Editorial Huajuapan Noticias

EDITORIAL. El tiempo es oro

SRI-8

26 de febrero. La aplicación de la vacuna contra la Covid-19 en nuestro país ha sacado a flote una vez más las deficiencias que existen en nuestro sistema de salud.

La distribución y aplicación de las vacunas se han caracterizado por la falta de planeación y la desorganización, lo que nos ubica a años luz de distancia de lo que está ocurriendo en otros países, no sólo de los considerados de primer mundo, sino incluso de algunos con características similares al nuestro.

El ritmo al que ha marchado el proceso de vacunación hace temer que difícilmente se podrán alcanzar las metas en los tiempos anunciados por el presidente de la República.

Pero no sólo se trata del número de vacunas que se han aplicado, sino también de los tropiezos que se han tenido desde que inició su aplicación.

En un primer momento se estableció un sistema de registro en una plataforma que en muy pronto quedó rebasado, y tardó varios días en estabilizarse. Sin embargo, al iniciar la aplicación de la vacuna a los adultos mayores se ignoró la mencionada plataforma, lo que se tradujo en desorganización y caos.

Por otra parte, la decisión de iniciar la aplicación en los municipios marginados y no en las ciudades que presentan las cifras más altas de contagios y de muertes ha sido ampliamente cuestionada por especialistas en el tema, quienes han señalado que lo más urgente es atacar los puntos de mayor incidencia de la enfermedad.
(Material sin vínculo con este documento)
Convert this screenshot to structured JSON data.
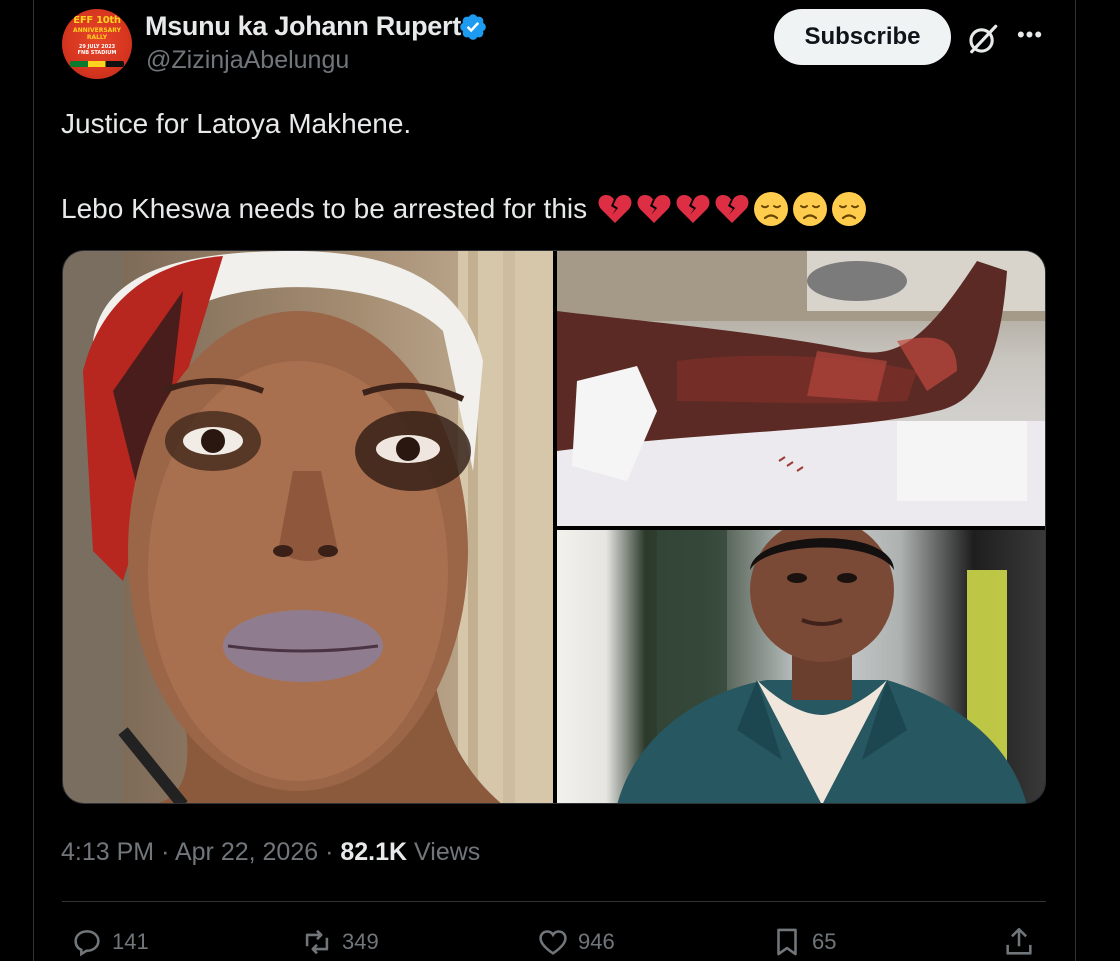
{
  "author": {
    "name": "Msunu ka Johann Rupert",
    "handle": "@ZizinjaAbelungu",
    "avatar_text": {
      "line1": "EFF 10th",
      "line2": "ANNIVERSARY RALLY",
      "line3": "29 JULY 2023",
      "line4": "FNB STADIUM"
    }
  },
  "header": {
    "subscribe_label": "Subscribe",
    "grok_icon": "grok-icon",
    "more_icon": "more-icon"
  },
  "tweet": {
    "line1": "Justice for Latoya Makhene.",
    "line2": "Lebo Kheswa needs to be arrested for this",
    "emojis": [
      "broken-heart",
      "broken-heart",
      "broken-heart",
      "broken-heart",
      "disappointed-face",
      "disappointed-face",
      "disappointed-face"
    ]
  },
  "media": [
    {
      "name": "face-photo"
    },
    {
      "name": "leg-photo"
    },
    {
      "name": "portrait-photo"
    }
  ],
  "meta": {
    "time": "4:13 PM",
    "sep": "·",
    "date": "Apr 22, 2026",
    "views_count": "82.1K",
    "views_label": "Views"
  },
  "actions": {
    "replies": "141",
    "reposts": "349",
    "likes": "946",
    "bookmarks": "65"
  },
  "colors": {
    "background": "#000000",
    "text": "#e7e9ea",
    "muted": "#71767b",
    "verified": "#1d9bf0",
    "border": "#2f3336"
  }
}
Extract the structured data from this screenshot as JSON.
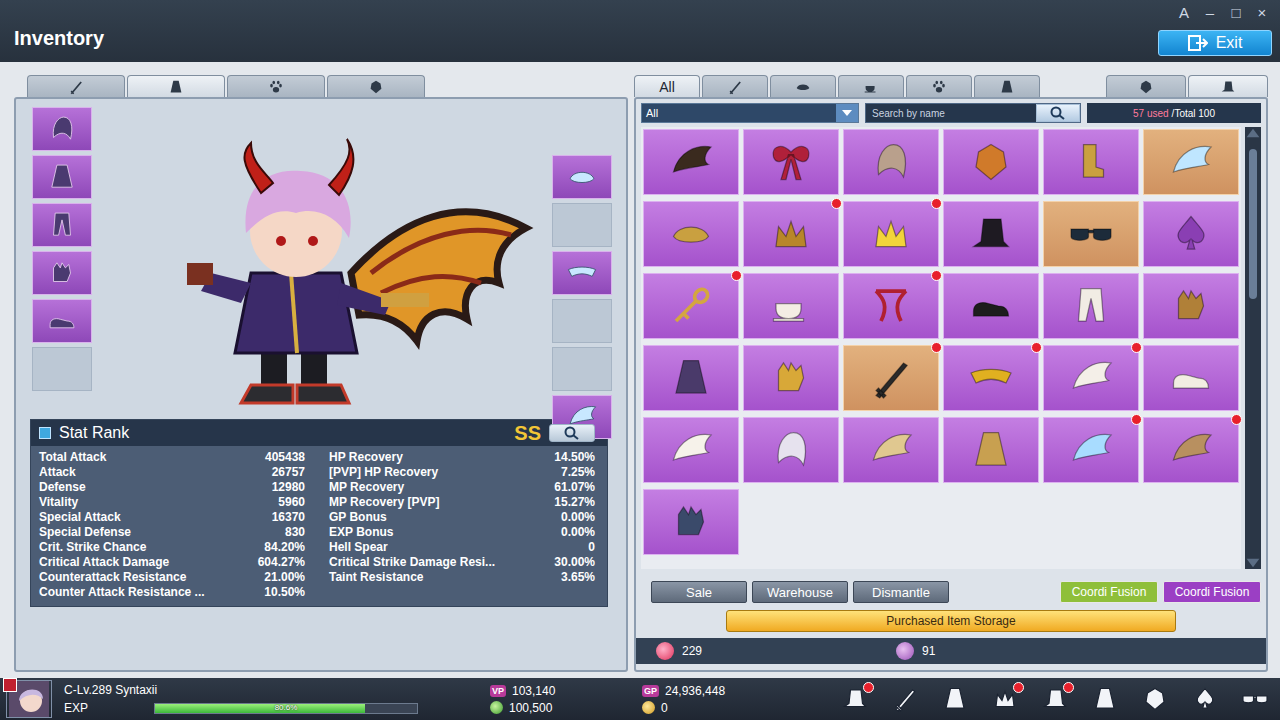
{
  "window": {
    "title": "Inventory",
    "controls": [
      "A",
      "–",
      "□",
      "×"
    ],
    "exit": "Exit"
  },
  "equip_tabs": [
    {
      "selected": false
    },
    {
      "selected": true
    },
    {
      "selected": false
    },
    {
      "selected": false
    }
  ],
  "left_slots": [
    {
      "filled": true
    },
    {
      "filled": true
    },
    {
      "filled": true
    },
    {
      "filled": true
    },
    {
      "filled": true
    },
    {
      "filled": false
    }
  ],
  "right_slots": [
    {
      "filled": true
    },
    {
      "filled": false
    },
    {
      "filled": true
    },
    {
      "filled": false
    },
    {
      "filled": false
    },
    {
      "filled": true
    }
  ],
  "stat_rank": {
    "title": "Stat Rank",
    "rank": "SS",
    "left": [
      {
        "label": "Total Attack",
        "value": "405438"
      },
      {
        "label": "Attack",
        "value": "26757"
      },
      {
        "label": "Defense",
        "value": "12980"
      },
      {
        "label": "Vitality",
        "value": "5960"
      },
      {
        "label": "Special Attack",
        "value": "16370"
      },
      {
        "label": "Special Defense",
        "value": "830"
      },
      {
        "label": "Crit. Strike Chance",
        "value": "84.20%"
      },
      {
        "label": "Critical Attack Damage",
        "value": "604.27%"
      },
      {
        "label": "Counterattack Resistance",
        "value": "21.00%"
      },
      {
        "label": "Counter Attack Resistance ...",
        "value": "10.50%"
      }
    ],
    "right": [
      {
        "label": "HP Recovery",
        "value": "14.50%"
      },
      {
        "label": "[PVP] HP Recovery",
        "value": "7.25%"
      },
      {
        "label": "MP Recovery",
        "value": "61.07%"
      },
      {
        "label": "MP Recovery [PVP]",
        "value": "15.27%"
      },
      {
        "label": "GP Bonus",
        "value": "0.00%"
      },
      {
        "label": "EXP Bonus",
        "value": "0.00%"
      },
      {
        "label": "Hell Spear",
        "value": "0"
      },
      {
        "label": "Critical Strike Damage Resi...",
        "value": "30.00%"
      },
      {
        "label": "Taint Resistance",
        "value": "3.65%"
      }
    ]
  },
  "bag_tabs": {
    "all": {
      "label": "All",
      "selected": true
    },
    "icons": [
      {
        "selected": false
      },
      {
        "selected": false
      },
      {
        "selected": false
      },
      {
        "selected": false
      },
      {
        "selected": false
      }
    ],
    "side": [
      {
        "selected": false
      },
      {
        "selected": true
      }
    ]
  },
  "filter": {
    "dropdown": "All",
    "search_placeholder": "Search by name",
    "used": "57 used",
    "total": "/Total 100"
  },
  "items": [
    {
      "rare": false,
      "new": false
    },
    {
      "rare": false,
      "new": false
    },
    {
      "rare": false,
      "new": false
    },
    {
      "rare": false,
      "new": false
    },
    {
      "rare": false,
      "new": false
    },
    {
      "rare": true,
      "new": false
    },
    {
      "rare": false,
      "new": false
    },
    {
      "rare": false,
      "new": true
    },
    {
      "rare": false,
      "new": true
    },
    {
      "rare": false,
      "new": false
    },
    {
      "rare": true,
      "new": false
    },
    {
      "rare": false,
      "new": false
    },
    {
      "rare": false,
      "new": true
    },
    {
      "rare": false,
      "new": false
    },
    {
      "rare": false,
      "new": true
    },
    {
      "rare": false,
      "new": false
    },
    {
      "rare": false,
      "new": false
    },
    {
      "rare": false,
      "new": false
    },
    {
      "rare": false,
      "new": false
    },
    {
      "rare": false,
      "new": false
    },
    {
      "rare": true,
      "new": true
    },
    {
      "rare": false,
      "new": true
    },
    {
      "rare": false,
      "new": true
    },
    {
      "rare": false,
      "new": false
    },
    {
      "rare": false,
      "new": false
    },
    {
      "rare": false,
      "new": false
    },
    {
      "rare": false,
      "new": false
    },
    {
      "rare": false,
      "new": false
    },
    {
      "rare": false,
      "new": true
    },
    {
      "rare": false,
      "new": true
    },
    {
      "rare": false,
      "new": false
    }
  ],
  "actions": [
    "Sale",
    "Warehouse",
    "Dismantle"
  ],
  "fusion": [
    {
      "label": "Coordi Fusion",
      "color": "#8fbf3a"
    },
    {
      "label": "Coordi Fusion",
      "color": "#9b3fc4"
    }
  ],
  "storage": "Purchased Item Storage",
  "counters": [
    "229",
    "91"
  ],
  "player": {
    "name": "C-Lv.289 Syntaxii",
    "exp_label": "EXP",
    "exp_level": 0.8,
    "exp_reading": "80.6%"
  },
  "currencies": [
    {
      "kind": "badge",
      "badge": "VP",
      "value": "103,140"
    },
    {
      "kind": "badge",
      "badge": "GP",
      "value": "24,936,448"
    },
    {
      "kind": "coin",
      "badge": "",
      "value": "100,500"
    },
    {
      "kind": "gold",
      "badge": "",
      "value": "0"
    }
  ],
  "menu": [
    {
      "new": true
    },
    {
      "new": false
    },
    {
      "new": false
    },
    {
      "new": true
    },
    {
      "new": true
    },
    {
      "new": false
    },
    {
      "new": false
    },
    {
      "new": false
    },
    {
      "new": false
    }
  ]
}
La falta de planeación y la improvisación se han evidenciado porque mientras en algunos lugares, principalmente las grandes ciudades, se han generado tumultos y protestas porque las vacunas han sido insuficientes, en los municipios pequeños ha sobrado un número importante de vacunas, lo que ha obligado a tener que aplicarlas a personas provenientes de otros municipios, e incluso de otras entidades.

Esta situación se vivió en algunos municipios de la Mixteca Poblana, principalmente en Chila y Petlalcingo, donde en los últimos días se tuvo que aplicar la vacuna a muchas personas provenientes del estado de Oaxaca; tan sólo en Petlalcingo, el sábado 20 se aplicaron aproximadamente 350, la mayoría a personas de Huajuapan de León.

Esta situación evidencia que no se contaba con información precisa sobre el número de dosis requeridas, sin dejar de lado que algunos adultos mayores no acudieron a vacunarse, por causa de la desinformación que se ha generado al respecto.

En el caso de Huajuapan, se había anunciado que esta semana se empezaría a aplicar la vacuna a los adultos mayores, lo cual no ocurrió, por lo que los adultos mayores se preguntan “¿Hasta cuándo nos tocará?”; pero no sólo eso: también se preguntan si las vacunas alcanzarán para todas las personas de la tercera edad.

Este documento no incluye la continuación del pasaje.